Installées le long des routes, sous des parasols ou à l’ombre des arbres, les vendeuses de maïs grillé et bouilli sont de plus en plus nombreuses dans la ville de Bobo-Dioulasso. Les braises allumées dès les premières heures de la journée annoncent le retour de ce produit très apprécié des consommateurs.
Depuis 2014, Sali Ouattara exerce cette activité. Chaque matin, elle s’installe sur son point de vente dès 5 heures et ne le quitte qu’aux environs de 21 heures. Alimenter le feu, retourner les épis et servir les clients rythment son quotidien. Malgré ses années d’expérience, elle constate que le commerce est moins rentable cette année.
Des coûts d’approvisionnement en hausse
Selon Sali Ouattara, de nombreux clients jugent les prix élevés, alors que les vendeuses sont elles-mêmes confrontées à l’augmentation du coût d’approvisionnement.« Nous achetons parfois trois épis à 100 francs CFA et nous les revendons entre 100 et 150 francs CFA l’unité. Souvent, les épis ne sont pas de bonne qualité et c’est nous qui supportons les pertes », explique-t-elle.

À quelques mètres de là, Nafissatou Ouédraogo partage le même constat. Elle affirme que la fréquentation est en baisse par rapport à l’année précédente. « Certaines journées, je ne réalise que 4 000 francs CFA de recettes. L’an dernier, les ventes étaient bien meilleures », confie-t-elle.
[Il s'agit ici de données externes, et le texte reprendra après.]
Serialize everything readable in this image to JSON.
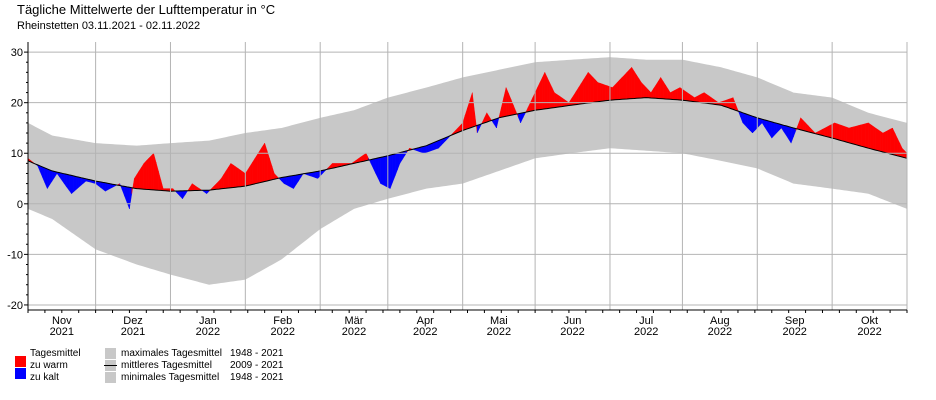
{
  "title": "Tägliche Mittelwerte der Lufttemperatur in °C",
  "subtitle": "Rheinstetten  03.11.2021 - 02.11.2022",
  "colors": {
    "warm": "#ff0000",
    "cold": "#0000ff",
    "range": "#c8c8c8",
    "mean": "#000000",
    "grid": "#b4b4b4"
  },
  "chart_data": {
    "type": "area",
    "title": "Tägliche Mittelwerte der Lufttemperatur in °C",
    "station": "Rheinstetten",
    "period": "03.11.2021 - 02.11.2022",
    "ylim": [
      -21,
      32
    ],
    "y_ticks": [
      -20,
      -10,
      0,
      10,
      20,
      30
    ],
    "grid": true,
    "months": [
      {
        "label": "Nov",
        "year": "2021"
      },
      {
        "label": "Dez",
        "year": "2021"
      },
      {
        "label": "Jan",
        "year": "2022"
      },
      {
        "label": "Feb",
        "year": "2022"
      },
      {
        "label": "Mär",
        "year": "2022"
      },
      {
        "label": "Apr",
        "year": "2022"
      },
      {
        "label": "Mai",
        "year": "2022"
      },
      {
        "label": "Jun",
        "year": "2022"
      },
      {
        "label": "Jul",
        "year": "2022"
      },
      {
        "label": "Aug",
        "year": "2022"
      },
      {
        "label": "Sep",
        "year": "2022"
      },
      {
        "label": "Okt",
        "year": "2022"
      }
    ],
    "month_start_days": [
      0,
      28,
      59,
      90,
      121,
      149,
      180,
      210,
      241,
      271,
      302,
      333,
      364
    ],
    "series_keypoints": {
      "mean_2009_2021": [
        [
          0,
          8.5
        ],
        [
          10,
          6.5
        ],
        [
          28,
          4.5
        ],
        [
          45,
          3
        ],
        [
          59,
          2.5
        ],
        [
          75,
          2.7
        ],
        [
          90,
          3.5
        ],
        [
          105,
          5.2
        ],
        [
          121,
          6.5
        ],
        [
          135,
          8
        ],
        [
          149,
          9.5
        ],
        [
          165,
          11.5
        ],
        [
          180,
          14.5
        ],
        [
          195,
          17
        ],
        [
          210,
          18.5
        ],
        [
          225,
          19.5
        ],
        [
          241,
          20.5
        ],
        [
          256,
          21
        ],
        [
          271,
          20.5
        ],
        [
          287,
          19.5
        ],
        [
          302,
          17
        ],
        [
          317,
          15
        ],
        [
          333,
          13
        ],
        [
          348,
          11
        ],
        [
          364,
          9
        ]
      ],
      "max_1948_2021": [
        [
          0,
          16
        ],
        [
          10,
          13.5
        ],
        [
          28,
          12
        ],
        [
          45,
          11.5
        ],
        [
          59,
          12
        ],
        [
          75,
          12.5
        ],
        [
          90,
          14
        ],
        [
          105,
          15
        ],
        [
          121,
          17
        ],
        [
          135,
          18.5
        ],
        [
          149,
          21
        ],
        [
          165,
          23
        ],
        [
          180,
          25
        ],
        [
          195,
          26.5
        ],
        [
          210,
          28
        ],
        [
          225,
          28.5
        ],
        [
          241,
          29
        ],
        [
          256,
          28.5
        ],
        [
          271,
          28.5
        ],
        [
          287,
          27
        ],
        [
          302,
          25
        ],
        [
          317,
          22
        ],
        [
          333,
          21
        ],
        [
          348,
          18
        ],
        [
          364,
          16
        ]
      ],
      "min_1948_2021": [
        [
          0,
          -1
        ],
        [
          10,
          -3
        ],
        [
          28,
          -9
        ],
        [
          45,
          -12
        ],
        [
          59,
          -14
        ],
        [
          75,
          -16
        ],
        [
          90,
          -15
        ],
        [
          105,
          -11
        ],
        [
          121,
          -5
        ],
        [
          135,
          -1
        ],
        [
          149,
          1
        ],
        [
          165,
          3
        ],
        [
          180,
          4
        ],
        [
          195,
          6.5
        ],
        [
          210,
          9
        ],
        [
          225,
          10
        ],
        [
          241,
          11
        ],
        [
          256,
          10.5
        ],
        [
          271,
          10
        ],
        [
          287,
          8.5
        ],
        [
          302,
          7
        ],
        [
          317,
          4
        ],
        [
          333,
          3
        ],
        [
          348,
          2
        ],
        [
          364,
          -1
        ]
      ],
      "daily_mean_2021_2022": [
        [
          0,
          9
        ],
        [
          4,
          7.5
        ],
        [
          8,
          3
        ],
        [
          12,
          6
        ],
        [
          18,
          2
        ],
        [
          24,
          4.5
        ],
        [
          28,
          4
        ],
        [
          32,
          2.5
        ],
        [
          38,
          4
        ],
        [
          42,
          -1
        ],
        [
          44,
          5
        ],
        [
          48,
          8
        ],
        [
          52,
          10
        ],
        [
          56,
          3
        ],
        [
          60,
          3
        ],
        [
          64,
          1
        ],
        [
          68,
          4
        ],
        [
          74,
          2
        ],
        [
          80,
          5
        ],
        [
          84,
          8
        ],
        [
          90,
          6
        ],
        [
          94,
          9
        ],
        [
          98,
          12
        ],
        [
          102,
          6
        ],
        [
          106,
          4
        ],
        [
          110,
          3
        ],
        [
          114,
          6
        ],
        [
          120,
          5
        ],
        [
          126,
          8
        ],
        [
          134,
          8
        ],
        [
          140,
          10
        ],
        [
          146,
          4
        ],
        [
          150,
          3
        ],
        [
          154,
          8
        ],
        [
          158,
          11
        ],
        [
          164,
          10
        ],
        [
          170,
          11
        ],
        [
          174,
          13
        ],
        [
          180,
          16
        ],
        [
          184,
          22
        ],
        [
          186,
          14
        ],
        [
          190,
          18
        ],
        [
          194,
          15
        ],
        [
          198,
          23
        ],
        [
          204,
          16
        ],
        [
          210,
          22
        ],
        [
          214,
          26
        ],
        [
          218,
          22
        ],
        [
          224,
          20
        ],
        [
          228,
          23
        ],
        [
          232,
          26
        ],
        [
          236,
          24
        ],
        [
          242,
          23
        ],
        [
          250,
          27
        ],
        [
          254,
          24
        ],
        [
          258,
          22
        ],
        [
          262,
          25
        ],
        [
          266,
          22
        ],
        [
          270,
          23
        ],
        [
          276,
          21
        ],
        [
          280,
          22
        ],
        [
          286,
          20
        ],
        [
          292,
          21
        ],
        [
          296,
          16
        ],
        [
          300,
          14
        ],
        [
          304,
          16
        ],
        [
          308,
          13
        ],
        [
          312,
          15
        ],
        [
          316,
          12
        ],
        [
          320,
          17
        ],
        [
          326,
          14
        ],
        [
          334,
          16
        ],
        [
          340,
          15
        ],
        [
          348,
          16
        ],
        [
          354,
          14
        ],
        [
          358,
          15
        ],
        [
          362,
          11
        ],
        [
          364,
          10
        ]
      ]
    },
    "legend": [
      {
        "label": "Tagesmittel",
        "sub": [
          "zu warm",
          "zu kalt"
        ]
      },
      {
        "label": "maximales Tagesmittel",
        "years": "1948 - 2021"
      },
      {
        "label": "mittleres Tagesmittel",
        "years": "2009 - 2021"
      },
      {
        "label": "minimales Tagesmittel",
        "years": "1948 - 2021"
      }
    ]
  },
  "legend": {
    "daily": "Tagesmittel",
    "warm": "zu warm",
    "cold": "zu kalt",
    "max_label": "maximales Tagesmittel",
    "max_years": "1948 - 2021",
    "mean_label": "mittleres Tagesmittel",
    "mean_years": "2009 - 2021",
    "min_label": "minimales Tagesmittel",
    "min_years": "1948 - 2021"
  }
}
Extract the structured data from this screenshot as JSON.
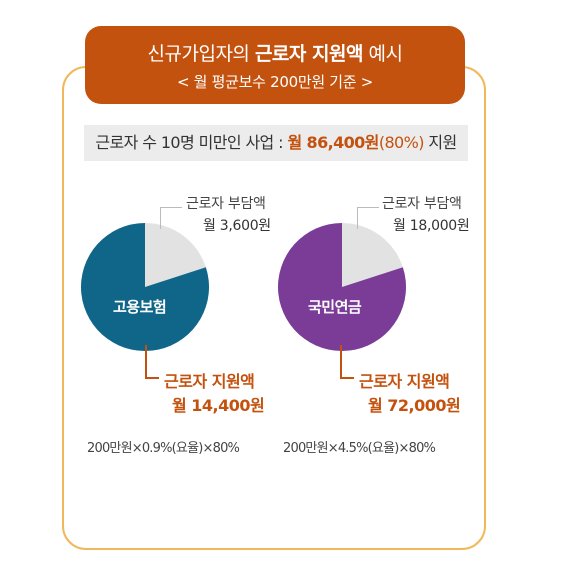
{
  "header": {
    "title_prefix": "신규가입자의 ",
    "title_bold": "근로자 지원액",
    "title_suffix": " 예시",
    "subtitle": "< 월 평균보수 200만원 기준 >"
  },
  "banner": {
    "prefix": "근로자 수 10명 미만인 사업 : ",
    "amount": "월 86,400원",
    "pct": "(80%)",
    "suffix": " 지원"
  },
  "charts": [
    {
      "name": "고용보험",
      "burden_caption": "근로자 부담액",
      "burden_amount": "월 3,600원",
      "support_caption": "근로자 지원액",
      "support_amount": "월 14,400원",
      "formula": "200만원×0.9%(요율)×80%",
      "color": "#0f6688"
    },
    {
      "name": "국민연금",
      "burden_caption": "근로자 부담액",
      "burden_amount": "월 18,000원",
      "support_caption": "근로자 지원액",
      "support_amount": "월 72,000원",
      "formula": "200만원×4.5%(요율)×80%",
      "color": "#7a3c97"
    }
  ],
  "chart_data": [
    {
      "type": "pie",
      "title": "고용보험",
      "slices": [
        {
          "label": "근로자 부담액",
          "value": 3600,
          "color": "#e2e2e2"
        },
        {
          "label": "근로자 지원액",
          "value": 14400,
          "color": "#0f6688"
        }
      ]
    },
    {
      "type": "pie",
      "title": "국민연금",
      "slices": [
        {
          "label": "근로자 부담액",
          "value": 18000,
          "color": "#e2e2e2"
        },
        {
          "label": "근로자 지원액",
          "value": 72000,
          "color": "#7a3c97"
        }
      ]
    }
  ]
}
Un produit qui conserve toute sa popularité
Malgré ces difficultés, le maïs de contre-saison continue d’attirer de nombreux consommateurs. Pour Jean Sondo, sa disponibilité en dehors de la période habituelle des récoltes permet de satisfaire cette envie tout au long de l’année.

Il salue également les efforts des producteurs qui rendent ce produit accessible malgré les contraintes liées à la production.Pour Suinguibeogo Hado, acheter du maïs produit au Burkina Faso est aussi un acte citoyen. Selon lui, consommer local permet de soutenir les producteurs, de renforcer les revenus des commerçantes et de contribuer au développement de l’économie nationale.
Un aliment du terroir qui résiste
Si les vendeuses espèrent une amélioration des ventes avec les prochaines récoltes, le maïs de contre-saison demeure un produit très prisé des Bobolais. Derrière chaque épi grillé se cachent le savoir-faire des producteurs, le courage des commerçantes et l’attachement des consommateurs à un aliment emblématique du terroir burkinabè.